Wait a minute, isn’t that the breeding bull that came back from the underworld?
And what’s with those wise, unclouded eyes?
“I wanted to thank you. If it weren’t for you, I wouldn’t have had the chance to repay the Minotaur tribe.”
He’s talking like it’s the most natural thing in the world.
Did his soul level up when he had his brush with enlightenment, like the horned boars back home?
“And to show my gratitude, I want to give you this.”
“Ooooooooooooooh?”
Is this…?!
It’s meat!
Perfectly cut into bite-sized pieces and neatly frozen.
The preservation is on point!
“Five hundred kilograms of Minotaur beef, ready for yakiniku.”
“Five hundred?!”
That’s like a hometown tax return on steroids!
There’s no way I could eat all this by myself.
“Even when I was in the underworld, I kept honing the flavor of Minotaur beef. Luckily, in the hellish depths, bodies heal overnight, so you can harvest as much meat as you want!”
“You call that lucky!?!”
“Yes, you can think of it as atonement (shokuzai) leading to great ingredients (shokuzai).”
Is this really the time for wordplay?!
“I’ve kept the meat frozen in Cocytus, the lowest level of the underworld, sealing in the umami perfectly, so it’s in prime condition for delivery! Although, I’ve never had anyone to give it to until now, so I’m releasing it all at once!!!”
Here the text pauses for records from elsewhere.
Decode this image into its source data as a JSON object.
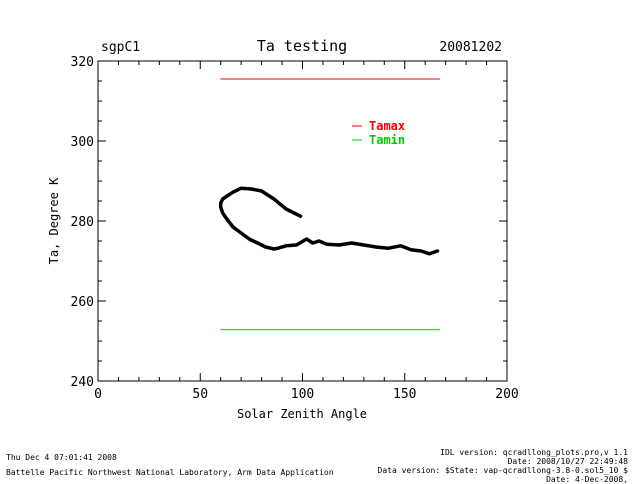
{
  "header": {
    "site": "sgpC1",
    "title": "Ta testing",
    "date": "20081202"
  },
  "footer": {
    "left_line1": "Thu Dec  4 07:01:41 2008",
    "left_line2": "Battelle Pacific Northwest National Laboratory, Arm Data Application",
    "right_line1": "IDL version: qcradllong_plots.pro,v 1.1",
    "right_line2": "Date: 2008/10/27 22:49:48",
    "right_line3": "Data version: $State: vap-qcradllong-3.8-0.sol5_10 $",
    "right_line4": "Date: 4-Dec-2008,"
  },
  "chart_data": {
    "type": "line",
    "title": "Ta testing",
    "xlabel": "Solar Zenith Angle",
    "ylabel": "Ta, Degree K",
    "xlim": [
      0,
      200
    ],
    "ylim": [
      240,
      320
    ],
    "xticks": [
      0,
      50,
      100,
      150,
      200
    ],
    "yticks": [
      240,
      260,
      280,
      300,
      320
    ],
    "legend_placement": "top-right",
    "series": [
      {
        "name": "Tamax",
        "color": "#ff0000",
        "x": [
          60,
          167
        ],
        "y": [
          315.5,
          315.5
        ]
      },
      {
        "name": "Tamin",
        "color": "#00cc00",
        "x": [
          60,
          167
        ],
        "y": [
          252.8,
          252.8
        ]
      },
      {
        "name": "",
        "color": "#000000",
        "x": [
          99,
          92,
          86,
          80,
          75,
          70,
          66,
          63,
          61,
          60,
          60,
          61,
          63,
          66,
          70,
          74,
          78,
          82,
          86,
          88,
          92,
          97,
          102,
          105,
          108,
          112,
          118,
          124,
          130,
          136,
          142,
          148,
          153,
          158,
          162,
          166
        ],
        "y": [
          281.2,
          283.0,
          285.5,
          287.5,
          288.0,
          288.2,
          287.2,
          286.2,
          285.5,
          284.5,
          283.5,
          282.0,
          280.5,
          278.5,
          277.0,
          275.5,
          274.5,
          273.5,
          273.0,
          273.2,
          273.8,
          274.0,
          275.5,
          274.5,
          275.0,
          274.2,
          274.0,
          274.5,
          274.0,
          273.5,
          273.2,
          273.8,
          272.8,
          272.5,
          271.8,
          272.5
        ]
      }
    ]
  }
}
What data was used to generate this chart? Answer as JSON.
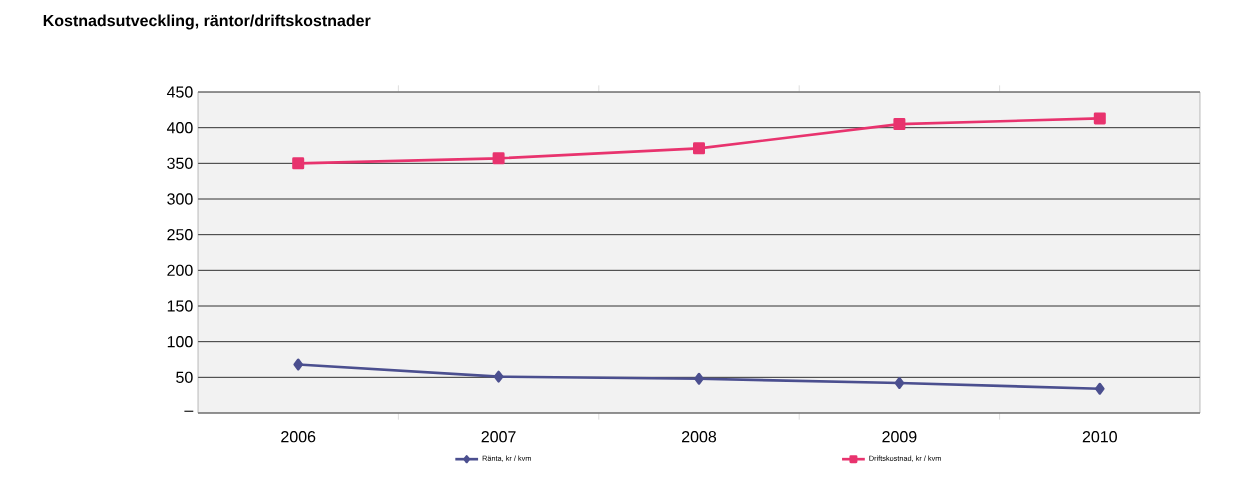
{
  "chart_data": {
    "type": "line",
    "title": "Kostnadsutveckling, räntor/driftskostnader",
    "categories": [
      "2006",
      "2007",
      "2008",
      "2009",
      "2010"
    ],
    "series": [
      {
        "name": "Ränta, kr / kvm",
        "color": "#4b4f8f",
        "marker": "diamond",
        "values": [
          68,
          51,
          48,
          42,
          34
        ]
      },
      {
        "name": "Driftskostnad, kr / kvm",
        "color": "#e8336e",
        "marker": "square",
        "values": [
          350,
          357,
          371,
          405,
          413
        ]
      }
    ],
    "ylim": [
      0,
      450
    ],
    "yticks": [
      {
        "value": 0,
        "label": "–"
      },
      50,
      100,
      150,
      200,
      250,
      300,
      350,
      400,
      450
    ],
    "grid": "y",
    "legend": "bottom"
  }
}
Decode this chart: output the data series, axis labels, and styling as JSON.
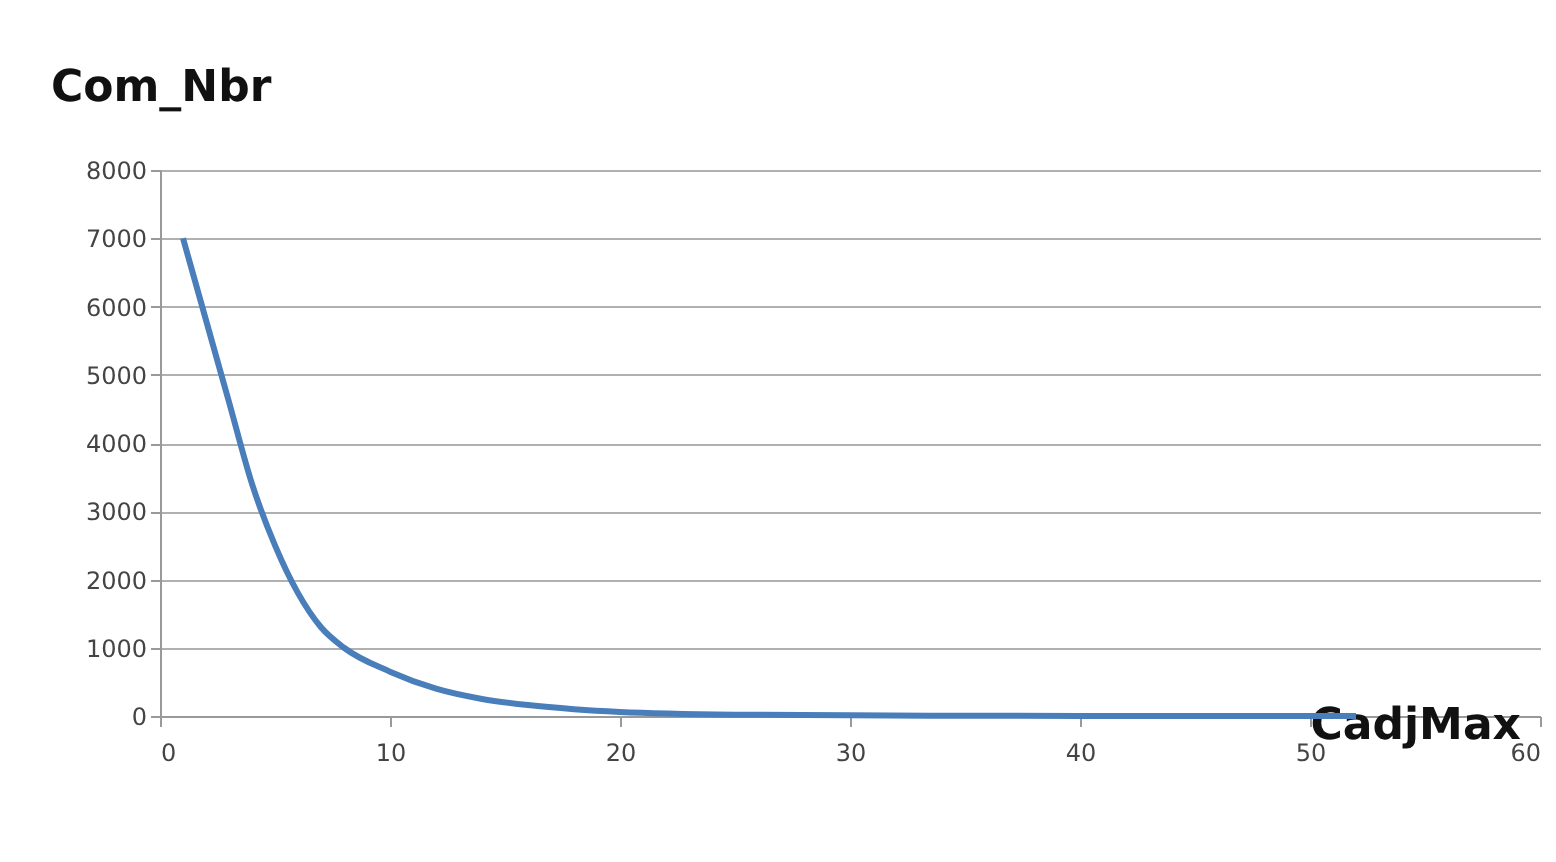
{
  "chart_data": {
    "type": "line",
    "xlabel": "CadjMax",
    "ylabel": "Com_Nbr",
    "x": [
      1,
      2,
      3,
      4,
      5,
      6,
      7,
      8,
      10,
      12,
      14,
      16,
      18,
      20,
      25,
      30,
      40,
      52
    ],
    "series": [
      {
        "color": "#4a7ebb",
        "values": [
          7000,
          5800,
          4600,
          3400,
          2500,
          1800,
          1300,
          1000,
          650,
          400,
          250,
          160,
          100,
          60,
          20,
          10,
          0,
          0
        ]
      }
    ],
    "xlim": [
      0,
      60
    ],
    "xticks": [
      0,
      10,
      20,
      30,
      40,
      50,
      60
    ],
    "ylim": [
      0,
      8000
    ],
    "yticks": [
      0,
      1000,
      2000,
      3000,
      4000,
      5000,
      6000,
      7000,
      8000
    ],
    "grid": "y",
    "marker": "none",
    "line_style": "solid"
  }
}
No wonder there’s so much of it.
But is this safe?
I’ve heard eating food from the underworld turns you into one of its residents.
Doesn’t that apply here?
“Don’t worry! The beef comes from the Minotaur village, after all!”
“Seriously?!”
I feel like I just witnessed some major label fraud…
But hey, let’s just roll with it.
After all the twists and turns, when I thought all hope was lost…
I’ve finally got my hands on yakiniku beef!!!